I dati sui prestiti diffusi dalla Banca centrale certificano la spaccatura tra partito e sistema del credito. Ad agosto impieghi all’economia reale al di sotto delle attese degli analisti, nonostante i ripetuti appelli del governo ad aumentare i flussi. Intanto la domanda di petrolio del Dragone può tornare indietro di 20 anni…
Ora è ufficiale, senza possibilità di fraintendimenti. Le banche cinesi hanno deciso di infischiarsene dei ripetuti inviti del governo a prestare più denaro all’economia, a cominciare dal settore immobiliare, ormai simbolo di debito e scandali. Lo scollamento tra sistema del credito e partito era stato anticipato nelle settimane scorse da questa stessa testata. Ora però ci sono i numeri a mettere nero su bianco la dura verità.
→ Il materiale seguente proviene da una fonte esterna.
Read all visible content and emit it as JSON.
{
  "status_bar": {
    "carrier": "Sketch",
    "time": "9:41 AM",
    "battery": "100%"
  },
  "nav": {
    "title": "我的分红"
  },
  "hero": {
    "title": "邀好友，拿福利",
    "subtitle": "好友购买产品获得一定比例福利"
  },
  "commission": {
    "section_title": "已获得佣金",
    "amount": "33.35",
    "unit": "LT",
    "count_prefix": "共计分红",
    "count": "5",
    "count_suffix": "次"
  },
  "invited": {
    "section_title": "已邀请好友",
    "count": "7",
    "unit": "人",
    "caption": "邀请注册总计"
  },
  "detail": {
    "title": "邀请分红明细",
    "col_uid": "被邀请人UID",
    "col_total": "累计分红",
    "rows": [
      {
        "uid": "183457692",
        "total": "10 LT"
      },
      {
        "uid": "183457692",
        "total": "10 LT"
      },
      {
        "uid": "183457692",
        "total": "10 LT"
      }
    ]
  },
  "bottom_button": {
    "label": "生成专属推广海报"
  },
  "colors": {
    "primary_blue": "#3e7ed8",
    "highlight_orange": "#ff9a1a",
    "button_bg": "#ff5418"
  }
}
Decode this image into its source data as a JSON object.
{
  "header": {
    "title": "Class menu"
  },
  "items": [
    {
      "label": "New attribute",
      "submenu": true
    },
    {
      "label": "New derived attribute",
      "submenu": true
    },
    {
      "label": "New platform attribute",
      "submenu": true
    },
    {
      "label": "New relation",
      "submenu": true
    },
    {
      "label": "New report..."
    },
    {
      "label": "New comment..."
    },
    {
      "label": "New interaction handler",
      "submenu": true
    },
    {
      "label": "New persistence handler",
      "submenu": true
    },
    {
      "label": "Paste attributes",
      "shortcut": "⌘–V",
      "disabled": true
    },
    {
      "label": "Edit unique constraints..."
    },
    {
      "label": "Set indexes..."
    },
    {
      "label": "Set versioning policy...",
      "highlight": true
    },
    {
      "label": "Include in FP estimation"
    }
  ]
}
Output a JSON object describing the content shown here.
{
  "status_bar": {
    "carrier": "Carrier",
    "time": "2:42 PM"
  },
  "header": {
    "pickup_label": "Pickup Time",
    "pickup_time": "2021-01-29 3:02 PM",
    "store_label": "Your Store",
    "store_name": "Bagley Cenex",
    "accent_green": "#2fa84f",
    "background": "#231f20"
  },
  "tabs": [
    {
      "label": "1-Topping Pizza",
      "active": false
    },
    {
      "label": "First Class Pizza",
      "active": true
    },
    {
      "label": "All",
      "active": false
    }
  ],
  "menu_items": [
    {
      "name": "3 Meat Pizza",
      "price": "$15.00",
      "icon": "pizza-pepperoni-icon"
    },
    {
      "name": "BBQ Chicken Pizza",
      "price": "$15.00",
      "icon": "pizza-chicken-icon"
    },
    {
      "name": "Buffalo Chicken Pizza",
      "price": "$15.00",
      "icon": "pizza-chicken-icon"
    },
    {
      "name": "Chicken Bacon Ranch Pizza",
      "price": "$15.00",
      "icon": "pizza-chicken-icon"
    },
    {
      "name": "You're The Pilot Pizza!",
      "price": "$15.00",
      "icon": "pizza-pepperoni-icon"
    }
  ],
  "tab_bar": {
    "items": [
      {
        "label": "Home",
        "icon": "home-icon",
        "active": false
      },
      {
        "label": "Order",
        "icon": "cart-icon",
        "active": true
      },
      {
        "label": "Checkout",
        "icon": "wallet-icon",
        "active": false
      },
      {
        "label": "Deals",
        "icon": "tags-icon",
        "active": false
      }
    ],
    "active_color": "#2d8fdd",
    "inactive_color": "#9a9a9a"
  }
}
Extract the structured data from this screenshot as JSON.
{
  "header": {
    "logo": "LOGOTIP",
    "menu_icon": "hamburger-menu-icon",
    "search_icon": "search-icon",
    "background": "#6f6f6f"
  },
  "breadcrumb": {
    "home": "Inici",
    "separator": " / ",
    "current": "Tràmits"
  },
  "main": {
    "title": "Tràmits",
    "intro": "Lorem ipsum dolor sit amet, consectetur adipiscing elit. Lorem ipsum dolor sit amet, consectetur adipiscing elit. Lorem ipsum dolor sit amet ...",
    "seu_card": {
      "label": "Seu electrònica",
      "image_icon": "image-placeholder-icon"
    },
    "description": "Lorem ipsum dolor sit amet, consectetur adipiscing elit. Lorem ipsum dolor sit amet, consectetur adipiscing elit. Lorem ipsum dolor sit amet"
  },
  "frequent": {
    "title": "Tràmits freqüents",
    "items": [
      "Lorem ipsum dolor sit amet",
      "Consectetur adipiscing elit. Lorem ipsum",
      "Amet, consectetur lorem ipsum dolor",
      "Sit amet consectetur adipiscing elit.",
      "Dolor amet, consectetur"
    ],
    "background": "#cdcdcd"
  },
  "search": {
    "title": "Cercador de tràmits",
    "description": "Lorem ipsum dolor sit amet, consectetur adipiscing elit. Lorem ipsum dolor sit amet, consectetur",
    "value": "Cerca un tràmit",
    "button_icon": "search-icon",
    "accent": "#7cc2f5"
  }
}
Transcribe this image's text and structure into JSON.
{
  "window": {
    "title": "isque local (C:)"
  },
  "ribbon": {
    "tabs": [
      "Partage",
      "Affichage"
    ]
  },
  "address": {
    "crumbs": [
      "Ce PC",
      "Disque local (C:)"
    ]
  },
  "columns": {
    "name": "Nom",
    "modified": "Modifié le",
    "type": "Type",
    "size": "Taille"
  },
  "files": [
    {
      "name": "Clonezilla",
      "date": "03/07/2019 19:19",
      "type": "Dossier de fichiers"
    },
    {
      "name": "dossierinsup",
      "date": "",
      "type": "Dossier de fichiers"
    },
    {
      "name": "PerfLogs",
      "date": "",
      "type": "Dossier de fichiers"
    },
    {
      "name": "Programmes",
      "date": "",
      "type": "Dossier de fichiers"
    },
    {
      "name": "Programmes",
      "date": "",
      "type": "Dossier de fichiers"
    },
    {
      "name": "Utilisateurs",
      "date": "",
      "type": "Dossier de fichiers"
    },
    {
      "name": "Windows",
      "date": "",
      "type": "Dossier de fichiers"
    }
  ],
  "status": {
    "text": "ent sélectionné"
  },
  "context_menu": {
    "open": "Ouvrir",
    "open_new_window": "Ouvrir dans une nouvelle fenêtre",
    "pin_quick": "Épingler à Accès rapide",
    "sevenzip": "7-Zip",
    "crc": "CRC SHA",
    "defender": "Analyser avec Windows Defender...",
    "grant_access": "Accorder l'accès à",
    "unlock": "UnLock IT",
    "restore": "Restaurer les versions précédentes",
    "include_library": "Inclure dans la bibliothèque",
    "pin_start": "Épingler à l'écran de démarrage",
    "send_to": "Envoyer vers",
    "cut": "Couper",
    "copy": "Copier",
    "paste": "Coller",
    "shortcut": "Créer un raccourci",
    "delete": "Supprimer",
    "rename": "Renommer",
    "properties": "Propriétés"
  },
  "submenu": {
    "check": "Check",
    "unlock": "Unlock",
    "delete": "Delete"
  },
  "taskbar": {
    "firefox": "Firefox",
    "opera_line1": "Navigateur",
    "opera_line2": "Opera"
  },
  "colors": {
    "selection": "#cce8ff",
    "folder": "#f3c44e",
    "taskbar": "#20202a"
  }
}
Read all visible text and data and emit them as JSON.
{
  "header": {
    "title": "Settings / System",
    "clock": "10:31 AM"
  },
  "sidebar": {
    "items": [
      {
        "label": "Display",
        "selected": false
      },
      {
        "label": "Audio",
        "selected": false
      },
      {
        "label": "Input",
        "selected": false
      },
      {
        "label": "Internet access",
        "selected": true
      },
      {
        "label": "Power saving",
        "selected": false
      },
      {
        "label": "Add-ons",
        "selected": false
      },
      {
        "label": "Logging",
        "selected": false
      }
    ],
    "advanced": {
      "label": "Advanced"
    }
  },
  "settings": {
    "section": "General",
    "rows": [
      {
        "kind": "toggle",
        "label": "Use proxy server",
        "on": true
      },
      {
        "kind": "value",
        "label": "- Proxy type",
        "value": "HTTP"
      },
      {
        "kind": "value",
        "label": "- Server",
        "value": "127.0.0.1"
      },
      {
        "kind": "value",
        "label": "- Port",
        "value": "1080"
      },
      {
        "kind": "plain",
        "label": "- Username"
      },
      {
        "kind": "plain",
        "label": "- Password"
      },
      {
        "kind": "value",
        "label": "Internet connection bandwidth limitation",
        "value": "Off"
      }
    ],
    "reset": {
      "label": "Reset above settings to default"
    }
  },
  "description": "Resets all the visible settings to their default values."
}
Sono mesi che Pechino preme sugli istituti affinché aumentino i flussi di credito all’economia reale, mai così anemica a causa della bolla immobiliare, l’inflazione, il ritorno del Covid e la crisi dei piccoli istituti periferici.
La paura di una stagnazione, peraltro abbastanza giustificata, ha spinto il governo di Xi Jinping a reagire con una sorta di isteria da prestito, sollecitando le banche a fare di più. Peccato che un po’ la crisi dei piccoli istituti di provincia finiti a corto di liquidità dopo aver finanziato per anni il mattone senza essere rimborsati, un po’ la crisi di fiducia tra mondo del credito e società immobiliari, abbiano giocato un brutto scherzo. Le cifre, diffuse dalla Banca centrale cinese (Pboc) sono lì a testimoniarlo.
Il mese scorso i nuovi prestiti delle banche cinesi non sono stati all’altezza delle previsioni: 1,25 trilioni di yuan (180,63 miliardi di dollari) in nuovi prestiti. Uno stock in aumento rispetto a luglio ma ben al di sotto delle aspettative degli analisti, che si aspettavano un’impennata degli impieghi dopo i ripetuti appelli di Pechino. Gli esperti intervistati da Reuters avevano per esempio previsto che i nuovi prestiti sarebbero saliti a 1,48 trilioni di yuan ad agosto, più del doppio dei 679 miliardi di yuan del mese precedente e superiori ai 1,22 trilioni di yuan dello stesso mese dell’anno scorso.
“Nel breve termine, una significativa accelerazione della crescita del credito sembra sempre più improbabile”, ha affermato Capital Economics in una nota. “I prestiti in yuan in essere alla fine di agosto sono aumentati del 10,9% rispetto all’anno precedente, rispetto alla crescita dell’11% del mese precedente, quando gli analisti si aspettavano, proprio per agosto, una crescita dell’11%”. Insomma, le banche vanno per conto loro a quanto pare. Proprio mentre il Dragone sembra riprecipitare nell’incubo Covid.
La prova è nel fatto che la domanda di petrolio della Cina nel 2022 potrebbe ridursi per la prima volta negli ultimi vent’anni dopo la rigida politica Covid-zero di Pechino. La domanda di petrolio nella Repubblica Popolare, il più grande consumatore di energia del mondo, potrebbe contrarsi per la prima volta dagli anni 2000 quest’anno a causa dei lockdown diffusi che riducono di conseguenza il consumo di carburante.